Parálisis del sueño: qué es, por qué ocurre y cómo evitarla
La parálisis del sueño no es un sueño: te despiertas pero no puedes moverte. Descubre por qué ocurre, qué son las figuras que ves y cómo reducir los episodios.
Qué es la parálisis del sueño y por qué ocurre
La parálisis del sueño es un fenómeno real, no un sueño, en el que te despiertas consciente pero sin poder mover el cuerpo durante unos segundos o minutos. Ocurre en la transición entre el sueño REM y la vigilia: el cerebro se ha despertado, pero el sistema que inhibe los movimientos musculares durante el sueño, para que no actúes físicamente los sueños, sigue activo momentáneamente. Es una experiencia que da miedo la primera vez, pero que no entraña ningún peligro físico. Afecta a entre el 8 y el 40% de la población en algún momento de su vida.
Síntomas típicos de la parálisis del sueño
Durante un episodio de parálisis del sueño puedes experimentar: incapacidad de mover el cuerpo, la cabeza o hablar; presión en el pecho o sensación de ahogo; alucinaciones hipnagógicas o hipnopómpicas, es decir, imágenes, sombras, figuras o sonidos que no están ahí; una sensación de presencia extraña en la habitación; y en algunos casos, sensación de flotar o separarse del cuerpo. Los episodios duran entre unos segundos y dos minutos, aunque subjetivamente pueden sentirse mucho más largos.

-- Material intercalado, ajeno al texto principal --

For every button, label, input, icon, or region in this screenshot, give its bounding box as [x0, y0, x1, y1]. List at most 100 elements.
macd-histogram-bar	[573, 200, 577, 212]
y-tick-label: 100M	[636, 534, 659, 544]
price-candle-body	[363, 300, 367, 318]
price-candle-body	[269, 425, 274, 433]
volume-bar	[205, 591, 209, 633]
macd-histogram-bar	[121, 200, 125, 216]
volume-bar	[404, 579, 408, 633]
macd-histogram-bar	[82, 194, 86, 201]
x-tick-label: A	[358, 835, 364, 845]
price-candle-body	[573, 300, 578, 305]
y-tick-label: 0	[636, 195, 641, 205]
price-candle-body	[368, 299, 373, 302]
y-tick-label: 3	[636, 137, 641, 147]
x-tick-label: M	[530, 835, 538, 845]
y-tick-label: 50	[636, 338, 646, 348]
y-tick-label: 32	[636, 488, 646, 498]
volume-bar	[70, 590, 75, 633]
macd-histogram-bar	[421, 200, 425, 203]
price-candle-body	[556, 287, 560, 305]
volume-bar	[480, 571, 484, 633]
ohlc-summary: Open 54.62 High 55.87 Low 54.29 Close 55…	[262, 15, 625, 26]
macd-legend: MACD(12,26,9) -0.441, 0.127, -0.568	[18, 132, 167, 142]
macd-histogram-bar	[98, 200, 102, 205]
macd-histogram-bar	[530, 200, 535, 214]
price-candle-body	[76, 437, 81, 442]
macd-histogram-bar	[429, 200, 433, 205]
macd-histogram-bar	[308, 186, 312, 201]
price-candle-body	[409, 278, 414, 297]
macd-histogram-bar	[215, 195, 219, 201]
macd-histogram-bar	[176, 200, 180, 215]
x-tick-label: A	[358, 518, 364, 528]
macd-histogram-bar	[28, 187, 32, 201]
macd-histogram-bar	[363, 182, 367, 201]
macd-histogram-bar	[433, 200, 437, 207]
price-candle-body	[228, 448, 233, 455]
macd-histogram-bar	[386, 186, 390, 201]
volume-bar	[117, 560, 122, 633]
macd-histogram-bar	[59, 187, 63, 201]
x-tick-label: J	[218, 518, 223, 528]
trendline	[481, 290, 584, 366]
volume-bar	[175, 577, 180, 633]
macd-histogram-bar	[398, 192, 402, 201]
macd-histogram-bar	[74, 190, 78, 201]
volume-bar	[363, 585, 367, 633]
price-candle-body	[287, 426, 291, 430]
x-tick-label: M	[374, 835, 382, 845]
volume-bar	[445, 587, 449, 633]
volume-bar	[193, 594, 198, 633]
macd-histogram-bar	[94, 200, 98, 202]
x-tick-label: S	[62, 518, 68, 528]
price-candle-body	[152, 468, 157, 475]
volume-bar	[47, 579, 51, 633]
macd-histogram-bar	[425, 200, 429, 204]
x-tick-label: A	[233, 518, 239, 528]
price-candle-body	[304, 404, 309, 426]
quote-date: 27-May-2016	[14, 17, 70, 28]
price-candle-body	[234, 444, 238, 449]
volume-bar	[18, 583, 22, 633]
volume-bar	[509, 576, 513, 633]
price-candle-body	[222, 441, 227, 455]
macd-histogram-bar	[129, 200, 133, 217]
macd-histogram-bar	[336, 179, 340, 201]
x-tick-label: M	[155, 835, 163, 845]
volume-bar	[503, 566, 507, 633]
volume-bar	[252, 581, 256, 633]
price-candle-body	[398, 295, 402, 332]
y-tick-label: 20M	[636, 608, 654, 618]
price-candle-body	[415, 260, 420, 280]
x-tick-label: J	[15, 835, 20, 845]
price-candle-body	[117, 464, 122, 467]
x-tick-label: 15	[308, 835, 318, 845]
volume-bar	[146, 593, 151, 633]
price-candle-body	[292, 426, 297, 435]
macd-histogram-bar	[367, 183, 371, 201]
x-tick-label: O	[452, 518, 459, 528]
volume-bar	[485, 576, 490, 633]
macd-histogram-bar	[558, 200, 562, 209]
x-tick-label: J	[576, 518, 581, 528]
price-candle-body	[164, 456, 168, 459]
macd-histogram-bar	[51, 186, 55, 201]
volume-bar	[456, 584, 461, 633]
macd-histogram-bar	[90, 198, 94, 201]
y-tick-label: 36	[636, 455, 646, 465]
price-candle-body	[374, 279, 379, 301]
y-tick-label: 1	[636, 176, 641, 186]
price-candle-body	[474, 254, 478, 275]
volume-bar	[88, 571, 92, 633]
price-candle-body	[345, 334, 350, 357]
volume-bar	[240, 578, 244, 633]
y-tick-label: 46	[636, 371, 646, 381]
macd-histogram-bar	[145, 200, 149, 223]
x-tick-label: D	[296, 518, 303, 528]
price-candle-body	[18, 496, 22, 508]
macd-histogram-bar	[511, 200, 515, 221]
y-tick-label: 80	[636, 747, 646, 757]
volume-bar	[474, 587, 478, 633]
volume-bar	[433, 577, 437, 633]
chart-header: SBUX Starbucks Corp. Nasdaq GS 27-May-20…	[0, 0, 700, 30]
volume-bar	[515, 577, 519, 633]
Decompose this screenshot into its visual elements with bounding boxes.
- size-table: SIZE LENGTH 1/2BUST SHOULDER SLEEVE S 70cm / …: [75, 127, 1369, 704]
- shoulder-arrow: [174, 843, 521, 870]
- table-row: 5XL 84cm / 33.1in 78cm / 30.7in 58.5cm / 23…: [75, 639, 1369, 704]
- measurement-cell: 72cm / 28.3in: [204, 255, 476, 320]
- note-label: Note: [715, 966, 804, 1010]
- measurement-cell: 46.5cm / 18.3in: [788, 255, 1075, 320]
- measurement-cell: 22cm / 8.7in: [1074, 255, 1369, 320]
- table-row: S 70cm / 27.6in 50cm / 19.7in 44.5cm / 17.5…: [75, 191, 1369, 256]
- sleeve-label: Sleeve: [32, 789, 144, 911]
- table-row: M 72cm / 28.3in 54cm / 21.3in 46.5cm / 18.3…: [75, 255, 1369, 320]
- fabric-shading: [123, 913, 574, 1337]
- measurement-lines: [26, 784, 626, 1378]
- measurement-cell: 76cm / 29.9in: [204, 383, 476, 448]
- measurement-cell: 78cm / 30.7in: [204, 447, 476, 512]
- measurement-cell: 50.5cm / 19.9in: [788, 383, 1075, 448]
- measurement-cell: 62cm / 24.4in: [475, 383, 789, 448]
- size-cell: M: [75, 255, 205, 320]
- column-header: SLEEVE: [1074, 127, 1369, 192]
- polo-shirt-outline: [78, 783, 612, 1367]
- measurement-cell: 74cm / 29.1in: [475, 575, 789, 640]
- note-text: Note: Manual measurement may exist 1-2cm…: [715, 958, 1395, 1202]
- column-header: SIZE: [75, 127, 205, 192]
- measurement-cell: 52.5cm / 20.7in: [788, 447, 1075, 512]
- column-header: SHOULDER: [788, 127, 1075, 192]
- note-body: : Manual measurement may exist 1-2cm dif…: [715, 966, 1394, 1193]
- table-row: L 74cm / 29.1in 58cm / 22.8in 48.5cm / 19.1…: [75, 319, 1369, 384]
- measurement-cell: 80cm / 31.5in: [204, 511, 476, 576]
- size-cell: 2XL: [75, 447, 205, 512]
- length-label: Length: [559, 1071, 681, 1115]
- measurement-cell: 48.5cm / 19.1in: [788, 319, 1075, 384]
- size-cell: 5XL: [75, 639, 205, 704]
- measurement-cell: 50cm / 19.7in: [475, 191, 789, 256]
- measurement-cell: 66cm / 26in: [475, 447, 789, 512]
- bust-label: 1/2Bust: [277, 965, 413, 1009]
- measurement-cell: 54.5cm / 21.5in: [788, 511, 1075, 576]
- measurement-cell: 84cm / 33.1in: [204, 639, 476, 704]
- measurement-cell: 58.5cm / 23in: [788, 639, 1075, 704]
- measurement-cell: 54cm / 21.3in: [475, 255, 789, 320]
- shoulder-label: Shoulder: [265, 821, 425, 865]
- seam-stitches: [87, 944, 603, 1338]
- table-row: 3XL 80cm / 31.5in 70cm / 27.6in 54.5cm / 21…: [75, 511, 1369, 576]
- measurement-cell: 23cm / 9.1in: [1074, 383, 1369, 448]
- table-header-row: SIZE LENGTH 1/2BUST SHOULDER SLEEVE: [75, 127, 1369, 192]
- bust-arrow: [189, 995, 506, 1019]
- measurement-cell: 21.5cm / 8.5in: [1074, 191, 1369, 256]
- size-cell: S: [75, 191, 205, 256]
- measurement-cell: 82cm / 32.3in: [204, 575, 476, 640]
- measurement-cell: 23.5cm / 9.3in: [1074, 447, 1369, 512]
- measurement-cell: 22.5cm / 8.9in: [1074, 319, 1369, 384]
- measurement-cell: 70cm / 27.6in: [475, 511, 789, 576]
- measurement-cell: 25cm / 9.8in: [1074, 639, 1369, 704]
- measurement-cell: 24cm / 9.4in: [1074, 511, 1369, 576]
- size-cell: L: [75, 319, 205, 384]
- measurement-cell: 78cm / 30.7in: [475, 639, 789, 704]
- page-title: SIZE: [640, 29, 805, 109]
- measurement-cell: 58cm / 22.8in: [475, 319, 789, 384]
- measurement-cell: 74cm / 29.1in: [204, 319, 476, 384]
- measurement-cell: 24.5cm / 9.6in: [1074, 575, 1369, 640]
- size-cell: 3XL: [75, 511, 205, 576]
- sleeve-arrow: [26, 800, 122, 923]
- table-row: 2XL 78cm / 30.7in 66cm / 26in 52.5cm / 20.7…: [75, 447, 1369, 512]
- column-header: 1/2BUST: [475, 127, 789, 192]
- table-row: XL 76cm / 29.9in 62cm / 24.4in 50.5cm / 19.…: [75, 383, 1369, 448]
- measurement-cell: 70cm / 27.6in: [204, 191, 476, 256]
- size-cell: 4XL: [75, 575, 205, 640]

Por qué ves figuras o sientes una presencia durante la parálisis
Las alucinaciones durante la parálisis del sueño tienen una explicación neurocientífica. El cerebro en fase REM genera imágenes vívidas. Cuando el despertar es parcial y abrupto, esas imágenes se filtran hacia la conciencia vigil antes de disiparse. El patrón más común en todas las culturas es la percepción de una presencia amenazante: una figura, una silueta. Hoy sabemos que es producto de la hiperactivación de la amígdala, el centro del miedo cerebral, durante la fase REM, combinada con la inmovilidad del cuerpo.
Causas y factores de riesgo de la parálisis del sueño
La parálisis del sueño es más frecuente cuando duermes de espaldas, tienes un horario de sueño irregular o cambios de turno, sufres estrés elevado o ansiedad, tienes privación crónica de sueño, consumes alcohol o ciertos medicamentos cerca de la hora de dormir, o padeces narcolepsia. Dormir poco sistemáticamente, cambiar de zona horaria y las épocas de alta presión emocional son los desencadenantes más comunes en personas sin otra patología subyacente.
Cómo salir de la parálisis del sueño cuando ocurre
La técnica más eficaz durante un episodio es no entrar en pánico, lo que prolonga el estado, y concentrarte en mover una parte pequeña del cuerpo: un dedo, los dedos del pie, los ojos o mover ligeramente los labios. También puedes intentar respirar de forma deliberada y profunda. Algunos estudios sugieren que cerrar los ojos y volver a intentar dormir puede interrumpir el episodio más rápido que luchar contra la parálisis. La clave es recordar, incluso dentro de la experiencia, que es temporal y no peligroso.
Cómo evitar la parálisis del sueño: hábitos que ayudan
Para reducir la frecuencia de episodios: mantén un horario de sueño fijo, acostándote y levantándote a la misma hora todos los días; duerme entre 7 y 9 horas; evita el alcohol 2 a 3 horas antes de dormir; practica técnicas de manejo del estrés como respiración, meditación o ejercicio moderado; evita dormir de espaldas si es tu postura habitual; y exponte a luz natural por la mañana para regular tu ritmo circadiano. Si los episodios son frecuentes y te generan angustia significativa, consulta a un médico.
Parálisis del sueño y espiritualidad: lo que dicen distintas tradiciones
En casi todas las culturas existe un nombre para la parálisis del sueño: el íncubo medieval europeo, la vieja en América Latina, la hag anglosajona, o el kanashibari japonés. Todas comparten la imagen de una entidad que paraliza al durmiente y produce terror. Estas descripciones tan consistentes a través de culturas aisladas entre sí refuerzan la hipótesis de que son alucinaciones generadas por el mismo mecanismo neurológico, no encuentros sobrenaturales. Entender el fenómeno no lo hace menos intenso, pero sí permite afrontarlo con más calma.